Concernant la responsabilité du gardien de la chose (ONCF), l’ancien bâtonnier d’Agadir a expliqué que s’il s’avère que celui-ci a causé le dommage, il ne peut pas s’exonérer de sa responsabilité par la preuve de son absence de faute. Il n’y a que la preuve d’un cas de force majeur ou d’une cause étrangère qui peuvent l’exonérer.
Considérant que l’ONCF va tout naturellement se défendre, Me Ouammou a précisé que «la victime doit prouver que l’Etat a failli à ses engagements et ses devoirs en ce qui concerne les risques, c’est-à-dire s’assurer de la mise en place de tous les dispositifs permettant sa protection contre les risques liés à la conduite des locomotives dans le cas présent».
Dans la même veine, notre source affirme en se référant à la théorie des risques que «l’Etat doit prouver qu’il a tout fait pour éviter le dommage causé».
Qu’en est-il de la prévention des risques?
Le gardien (ONCF) ayant le pouvoir d’usage, de direction et de contrôle de la chose doit prouver qu’il a fait tout ce qui était nécessaire afin d’empêcher le dommage.
En se basant sur la même théorie des risques, «l’ONCF se trouve dans l’obligation de mettre en place les derniers équipements de prévention des risques en date», insiste à dire notre interlocuteur.
A souligner dans ce sillage que la jurisprudence marocaine a des précédents dans le cadre de la mise en œuvre de la responsabilité du fait des choses concernant les accidents du train, notamment l’arrêt de la Cour de Cassation numéro 1052 en date du 28/12/2012 dossier n°494 du 01/03/2010 relatif à l’indemnisation des victimes. Cet arrêt a, pour rappel, mis en œuvre la responsabilité de l’ONCF en tant que gardien des choses.
Par ailleurs, l’atmosphère angoissée règne toujours au sein de l’office. D’après notre source, hormis le management de l’office relativement soulagé après les «bonnes nouvelles en provenance de la commission d’enquête», les autres responsables régionaux sont tous sur le fil du rasoir.

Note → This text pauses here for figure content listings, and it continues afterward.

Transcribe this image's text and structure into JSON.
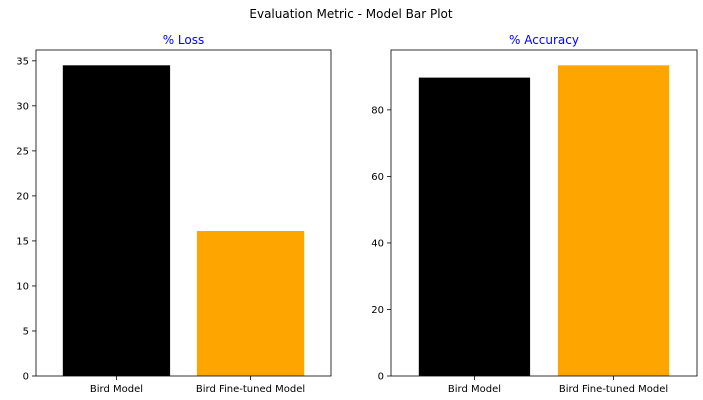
{
  "figure_title": "Evaluation Metric - Model Bar Plot",
  "colors": {
    "bird_model": "#000000",
    "bird_finetuned_model": "#ffa500",
    "subplot_title": "#0000ff"
  },
  "chart_data": [
    {
      "type": "bar",
      "title": "% Loss",
      "categories": [
        "Bird Model",
        "Bird Fine-tuned Model"
      ],
      "values": [
        34.5,
        16.1
      ],
      "ylim": [
        0,
        36.2
      ],
      "yticks": [
        0,
        5,
        10,
        15,
        20,
        25,
        30,
        35
      ],
      "bar_colors": [
        "#000000",
        "#ffa500"
      ],
      "grid": false
    },
    {
      "type": "bar",
      "title": "% Accuracy",
      "categories": [
        "Bird Model",
        "Bird Fine-tuned Model"
      ],
      "values": [
        89.7,
        93.4
      ],
      "ylim": [
        0,
        98
      ],
      "yticks": [
        0,
        20,
        40,
        60,
        80
      ],
      "bar_colors": [
        "#000000",
        "#ffa500"
      ],
      "grid": false
    }
  ]
}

«Certains directeurs, notamment, celui chargé des passages à niveau et celui des infrastructures et circulation sont tellement stressés qu’ils ont pris des congés», indique-t-on dans les couloirs de l’Office dirigé par Rabii Khlie.
Rappelons que le porte-parole du gouvernement, Mustapha El Khalfi, avait affirmé au lendemain de l’accident tragique que «des sanctions seront prises contre quiconque aurait causé ce drame par manquement ou négligence, un drame qui rappelle la problématique de la sécurité des passages à niveau à travers le Royaume».